Project title: Past and Present: the Moral Lessons of the Holocaust for Democracy and Contemporary Intergroup Conflicts
This project examines how lessons derived from the Holocaust and National Socialism, such as the moral imperative to resist authoritarianism, protect Jewish lives, and uphold the dignity of all humans can shape civic engagement and resistance to contemporary anti-democratic movements and attitudes toward ongoing intergroup conflicts. The project investigates how people in historically different contexts, including Germany and Israel, draw on these historical lessons to interpret current political developments and to act in defense of democratic values and in solidarity across group boundaries.
Completed and ongoing studies
A series of preparatory studies have already provided evidence linking Holocaust-derived moral lessons to democratic engagement and intergroup attitudes:
- Study 1 – Israel (2023):
Among opponents of the government’s judicial reform, endorsement of the resistance lesson (“one must not support totalitarian regimes”) predicted past and future protest participation and moral obligation, collective efficacy, and anger—core antecedents of collective action. - Study 2 – Germany (2024):
Based on qualitative interviews with 53 participants, we generated 79 Holocaust lessons and tested the extent to which 500 German respondents endorsed them. Factor analyses identified four main dimensions:
(1) resisting right-wing extremism and authoritarianism
(2) being critical of authority
(3) protecting Jewish lives
(4) protecting the dignity of all humans.
In a demographically representative study with 504 Germans, endorsement of the resistance lesson again predicted intentions to engage in collective action against right-wing extremism through antecedents of collective action. - Study 5 – Moral lessons and victimhood framing (2024):
Among 602 German participants, we tested whether the lessons to protect Jewish lives and protect the dignity of all humans predicted pro-Israeli and pro-Palestinian attitudes via exclusive versus inclusive victimhood beliefs regarding the suffering of Jewish people.

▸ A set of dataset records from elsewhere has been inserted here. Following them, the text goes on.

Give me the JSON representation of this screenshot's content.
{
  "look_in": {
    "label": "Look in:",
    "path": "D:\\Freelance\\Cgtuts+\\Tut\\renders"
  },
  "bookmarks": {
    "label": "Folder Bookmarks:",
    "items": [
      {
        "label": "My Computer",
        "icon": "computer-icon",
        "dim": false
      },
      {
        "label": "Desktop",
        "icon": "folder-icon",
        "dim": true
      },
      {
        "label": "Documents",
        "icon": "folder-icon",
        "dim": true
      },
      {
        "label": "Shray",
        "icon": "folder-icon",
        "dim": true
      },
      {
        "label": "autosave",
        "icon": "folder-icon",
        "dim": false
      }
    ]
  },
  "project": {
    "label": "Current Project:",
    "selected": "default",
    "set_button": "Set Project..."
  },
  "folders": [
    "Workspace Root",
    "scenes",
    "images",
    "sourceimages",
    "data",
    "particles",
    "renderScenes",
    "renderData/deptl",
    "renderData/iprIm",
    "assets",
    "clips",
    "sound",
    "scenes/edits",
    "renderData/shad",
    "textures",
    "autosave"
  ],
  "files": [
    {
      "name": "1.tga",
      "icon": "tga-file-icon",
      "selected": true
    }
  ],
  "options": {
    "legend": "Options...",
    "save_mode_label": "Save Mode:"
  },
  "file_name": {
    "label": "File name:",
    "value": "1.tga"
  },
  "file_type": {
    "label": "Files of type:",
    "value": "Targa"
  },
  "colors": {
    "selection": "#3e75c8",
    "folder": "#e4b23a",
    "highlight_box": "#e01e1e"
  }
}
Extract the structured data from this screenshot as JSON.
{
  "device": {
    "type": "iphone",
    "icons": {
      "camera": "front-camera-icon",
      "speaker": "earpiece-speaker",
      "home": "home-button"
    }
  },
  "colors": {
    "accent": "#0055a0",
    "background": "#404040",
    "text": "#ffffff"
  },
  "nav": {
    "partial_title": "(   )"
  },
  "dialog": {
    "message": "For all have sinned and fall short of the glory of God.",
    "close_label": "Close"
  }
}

Participants generally expressed stronger solidarity with Israel. The lesson to protect Jewish lives predicted pro-Israeli attitudes through exclusive victimhood, whereas the lesson to protect the dignity of all humans predicted both pro-Israeli and pro-Palestinian attitudes through inclusive victimhood. These findings reveal how Holocaust-derived moral lessons operate within both particularistic and universal moral frameworks, informing contemporary understandings of solidarity and moral universality.
Together, these studies provide the first multi-context evidence that Holocaust-related moral lessons are linked not only to democratic engagement but also to patterns of empathy and identification in current intergroup conflicts. Further studies are planned to determine the long-term effects of the endorsement of these lessons and investigate their causal link to these phenomena.